Background on blockchain interoperability can be found here.

The background on bridges can be found in Section 2 of the current paper, but the process, in a nutshell, is:

Source: https://arxiv.org/abs/2210.16209

This is, it follows a lock-unlock mechanism. Lock tokens on the source chain (namely on the custodian contract), which emits an event. A communicator watches these events and issues debt tokens (a representation of the token on the source chain). The structure and types of communicators can be found in our work published at ACM DLT.

➡️ Contributions:

  • The authors describe the general structure of a bridge.
  • The authors explore real-world examples of cross-chain bridge hacks

💪 Strong points:

  • The present paper is very well written and easy to follow. The reader will find an immense value that is easy to digest.
  • This work leaves many directions open for future work: explore mitigations to attacks, asset transfer/bridging standards (such as our work in SATP — which, by the way, is a public group, join us!), incident management responses, visualization tools for on-going attacks, such as HyperSec, and others, which we will cover in a future article.
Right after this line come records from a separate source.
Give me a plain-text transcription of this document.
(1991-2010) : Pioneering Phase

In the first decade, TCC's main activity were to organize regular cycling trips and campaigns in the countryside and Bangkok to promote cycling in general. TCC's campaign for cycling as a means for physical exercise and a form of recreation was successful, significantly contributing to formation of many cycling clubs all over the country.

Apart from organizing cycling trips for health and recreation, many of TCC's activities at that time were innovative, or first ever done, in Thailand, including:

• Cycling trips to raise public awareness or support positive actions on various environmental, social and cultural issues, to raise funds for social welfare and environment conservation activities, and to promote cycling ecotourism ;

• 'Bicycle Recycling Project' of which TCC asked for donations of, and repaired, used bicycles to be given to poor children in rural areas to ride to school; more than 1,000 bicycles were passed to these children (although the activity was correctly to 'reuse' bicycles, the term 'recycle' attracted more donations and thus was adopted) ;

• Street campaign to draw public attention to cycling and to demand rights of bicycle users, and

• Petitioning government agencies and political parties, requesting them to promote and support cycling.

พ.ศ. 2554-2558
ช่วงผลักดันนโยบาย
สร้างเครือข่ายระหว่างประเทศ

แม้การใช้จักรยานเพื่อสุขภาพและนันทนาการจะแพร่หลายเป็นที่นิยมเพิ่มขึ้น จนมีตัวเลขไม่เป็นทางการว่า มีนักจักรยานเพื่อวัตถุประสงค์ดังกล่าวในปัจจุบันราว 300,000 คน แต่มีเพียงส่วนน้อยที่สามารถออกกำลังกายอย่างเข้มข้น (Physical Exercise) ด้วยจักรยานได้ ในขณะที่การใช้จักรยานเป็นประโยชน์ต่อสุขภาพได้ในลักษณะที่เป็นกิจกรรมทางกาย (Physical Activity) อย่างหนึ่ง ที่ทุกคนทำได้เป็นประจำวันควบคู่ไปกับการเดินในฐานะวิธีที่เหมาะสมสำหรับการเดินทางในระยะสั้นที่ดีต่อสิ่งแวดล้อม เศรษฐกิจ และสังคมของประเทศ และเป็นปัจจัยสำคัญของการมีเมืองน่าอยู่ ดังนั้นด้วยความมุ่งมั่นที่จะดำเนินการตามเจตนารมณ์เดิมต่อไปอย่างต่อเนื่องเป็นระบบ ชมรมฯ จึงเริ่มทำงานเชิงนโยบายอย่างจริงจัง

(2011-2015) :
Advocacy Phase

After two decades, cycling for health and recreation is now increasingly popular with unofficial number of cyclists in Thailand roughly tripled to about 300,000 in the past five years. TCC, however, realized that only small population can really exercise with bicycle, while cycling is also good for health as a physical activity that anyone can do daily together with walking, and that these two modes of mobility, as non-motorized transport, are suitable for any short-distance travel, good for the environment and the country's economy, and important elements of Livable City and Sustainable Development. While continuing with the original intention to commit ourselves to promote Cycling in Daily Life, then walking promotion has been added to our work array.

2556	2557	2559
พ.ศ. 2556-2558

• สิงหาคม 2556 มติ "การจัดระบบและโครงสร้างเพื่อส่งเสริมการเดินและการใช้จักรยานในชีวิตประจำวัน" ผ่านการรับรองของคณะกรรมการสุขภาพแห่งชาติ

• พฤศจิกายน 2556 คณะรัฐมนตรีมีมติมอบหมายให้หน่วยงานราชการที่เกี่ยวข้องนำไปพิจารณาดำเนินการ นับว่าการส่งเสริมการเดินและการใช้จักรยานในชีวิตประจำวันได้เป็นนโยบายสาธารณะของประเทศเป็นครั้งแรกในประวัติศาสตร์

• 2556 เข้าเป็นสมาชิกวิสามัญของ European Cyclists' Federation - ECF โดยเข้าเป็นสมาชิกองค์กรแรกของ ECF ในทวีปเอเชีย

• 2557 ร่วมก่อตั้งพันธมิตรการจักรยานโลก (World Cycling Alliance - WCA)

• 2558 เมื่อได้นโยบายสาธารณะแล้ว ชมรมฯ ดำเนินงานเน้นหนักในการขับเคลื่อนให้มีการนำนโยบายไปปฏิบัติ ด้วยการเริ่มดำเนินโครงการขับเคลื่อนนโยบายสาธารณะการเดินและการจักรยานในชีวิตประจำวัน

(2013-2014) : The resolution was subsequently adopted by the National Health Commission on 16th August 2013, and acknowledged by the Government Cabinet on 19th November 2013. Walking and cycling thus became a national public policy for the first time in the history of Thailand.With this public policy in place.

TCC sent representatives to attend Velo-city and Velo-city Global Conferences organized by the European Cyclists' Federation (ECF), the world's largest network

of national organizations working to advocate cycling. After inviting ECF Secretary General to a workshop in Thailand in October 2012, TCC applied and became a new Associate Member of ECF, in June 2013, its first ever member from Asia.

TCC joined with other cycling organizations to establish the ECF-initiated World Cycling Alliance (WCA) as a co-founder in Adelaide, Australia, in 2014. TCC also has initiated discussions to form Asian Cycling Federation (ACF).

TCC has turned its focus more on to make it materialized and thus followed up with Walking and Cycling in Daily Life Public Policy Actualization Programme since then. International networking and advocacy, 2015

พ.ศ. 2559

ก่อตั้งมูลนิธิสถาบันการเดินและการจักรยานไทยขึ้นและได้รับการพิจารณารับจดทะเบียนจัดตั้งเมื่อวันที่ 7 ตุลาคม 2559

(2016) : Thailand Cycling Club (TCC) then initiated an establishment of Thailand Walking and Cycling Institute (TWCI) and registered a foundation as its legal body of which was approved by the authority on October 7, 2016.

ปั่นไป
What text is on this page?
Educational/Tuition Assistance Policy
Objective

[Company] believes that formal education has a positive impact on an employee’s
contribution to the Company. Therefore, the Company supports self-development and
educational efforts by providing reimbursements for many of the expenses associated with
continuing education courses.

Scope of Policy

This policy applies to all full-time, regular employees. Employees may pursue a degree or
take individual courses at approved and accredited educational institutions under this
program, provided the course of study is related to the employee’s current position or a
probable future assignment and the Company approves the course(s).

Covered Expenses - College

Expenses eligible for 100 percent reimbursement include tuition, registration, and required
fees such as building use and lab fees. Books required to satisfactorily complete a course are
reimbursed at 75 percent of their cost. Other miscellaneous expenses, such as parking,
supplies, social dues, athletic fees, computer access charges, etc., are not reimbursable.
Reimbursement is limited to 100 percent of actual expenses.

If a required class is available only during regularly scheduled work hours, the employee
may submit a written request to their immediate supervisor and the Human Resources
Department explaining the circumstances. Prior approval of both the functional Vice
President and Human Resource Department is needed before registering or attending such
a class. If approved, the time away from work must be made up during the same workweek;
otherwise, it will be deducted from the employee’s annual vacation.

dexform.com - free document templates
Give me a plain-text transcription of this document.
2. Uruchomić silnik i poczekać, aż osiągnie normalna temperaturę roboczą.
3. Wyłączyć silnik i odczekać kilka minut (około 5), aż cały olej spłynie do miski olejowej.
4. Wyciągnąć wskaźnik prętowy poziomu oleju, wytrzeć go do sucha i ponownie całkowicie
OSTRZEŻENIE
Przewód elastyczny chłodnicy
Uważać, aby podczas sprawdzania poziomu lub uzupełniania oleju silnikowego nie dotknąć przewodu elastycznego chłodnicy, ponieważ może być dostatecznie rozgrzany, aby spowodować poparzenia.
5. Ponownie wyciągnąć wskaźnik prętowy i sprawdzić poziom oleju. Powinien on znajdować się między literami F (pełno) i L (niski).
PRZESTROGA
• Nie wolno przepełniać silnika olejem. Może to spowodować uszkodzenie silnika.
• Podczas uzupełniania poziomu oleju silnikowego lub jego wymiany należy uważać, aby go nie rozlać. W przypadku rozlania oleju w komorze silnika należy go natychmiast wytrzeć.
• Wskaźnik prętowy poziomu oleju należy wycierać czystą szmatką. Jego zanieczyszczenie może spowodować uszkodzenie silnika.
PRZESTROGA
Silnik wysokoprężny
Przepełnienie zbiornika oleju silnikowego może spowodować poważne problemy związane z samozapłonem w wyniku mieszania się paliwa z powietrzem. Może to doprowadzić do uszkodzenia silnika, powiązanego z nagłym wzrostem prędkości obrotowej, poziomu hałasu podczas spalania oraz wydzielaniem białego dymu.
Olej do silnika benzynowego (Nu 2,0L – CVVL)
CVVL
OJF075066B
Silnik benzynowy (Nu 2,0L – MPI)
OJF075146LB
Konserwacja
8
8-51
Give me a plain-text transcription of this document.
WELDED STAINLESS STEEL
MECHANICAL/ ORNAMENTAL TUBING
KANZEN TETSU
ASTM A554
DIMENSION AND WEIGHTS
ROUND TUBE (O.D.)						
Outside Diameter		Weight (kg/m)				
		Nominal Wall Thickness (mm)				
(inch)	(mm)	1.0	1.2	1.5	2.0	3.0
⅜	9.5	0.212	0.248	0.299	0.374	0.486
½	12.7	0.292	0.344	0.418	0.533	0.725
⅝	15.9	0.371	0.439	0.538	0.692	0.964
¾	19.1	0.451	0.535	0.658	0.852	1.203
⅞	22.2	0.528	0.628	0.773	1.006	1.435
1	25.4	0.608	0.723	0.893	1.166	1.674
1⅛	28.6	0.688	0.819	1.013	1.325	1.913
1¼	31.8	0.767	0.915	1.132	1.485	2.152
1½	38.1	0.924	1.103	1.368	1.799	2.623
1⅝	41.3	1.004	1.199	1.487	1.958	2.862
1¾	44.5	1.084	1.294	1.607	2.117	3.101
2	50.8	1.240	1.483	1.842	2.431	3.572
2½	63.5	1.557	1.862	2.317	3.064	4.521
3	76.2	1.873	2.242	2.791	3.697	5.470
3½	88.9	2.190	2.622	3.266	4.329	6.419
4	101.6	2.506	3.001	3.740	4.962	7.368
🤞 Suggestions for improvement:

🔥 Points of interest:

  • “The custodian-debt issuer architecture is designed to avoid double spending of digital assets that have been sent across a bridge; it is important that bridges only mint digital representations only after receiving the true asset on the source blockchain. This prevents double spending by only having one representation of the token freely transferable at a time.”
  • Section 3 discusses attacks on the custodian component. “The first exploit involves changing the privileged address that can access the digital assets, using cross-chain function calls. The second exploit aims to forge proofs that are accepted by custodians to release assets. The third exploit aims to trick the custodian into emitting deposits when it should not.”
  • Section 4 reviews “the debt issuer component of a bridge. The exploit aims to arbitrarily mint debt tokens on the destination blockchain.”
  • Section 5 explains “exploits targeting the communicator component of a bridge. The first exploit aims to trick the communicator into forwarding invalid messages from one blockchain to the next, while the second uses a 51% attack on a blockchain to cause a blockchain re-organization after the communicator receives a valid message. These exploits can be thought of as polluting the data source of an oracle, the communicator.”´
  • Section 6 depicts “exploits based on the token interfaces used in bridges. The first exploit relates to token approvals for bridges, while the second exploits the EIP-2612 interface function built into some ERC-20 tokens.”

🚀 How does it relate to our work at Técnico Lisboa, INESC-ID, and Blockdaemon? (views are my own and do not necessarily reflect the opinions of my employer)

  • Enabling secure, scalable interoperability is an important part of what we do at Blockdaemon. Studying cross-chain bridge hacks allows a better understanding of interoperability security.

🚀 What are the implications for our work?

  • This work helps us build more secure blockchain interoperability middleware.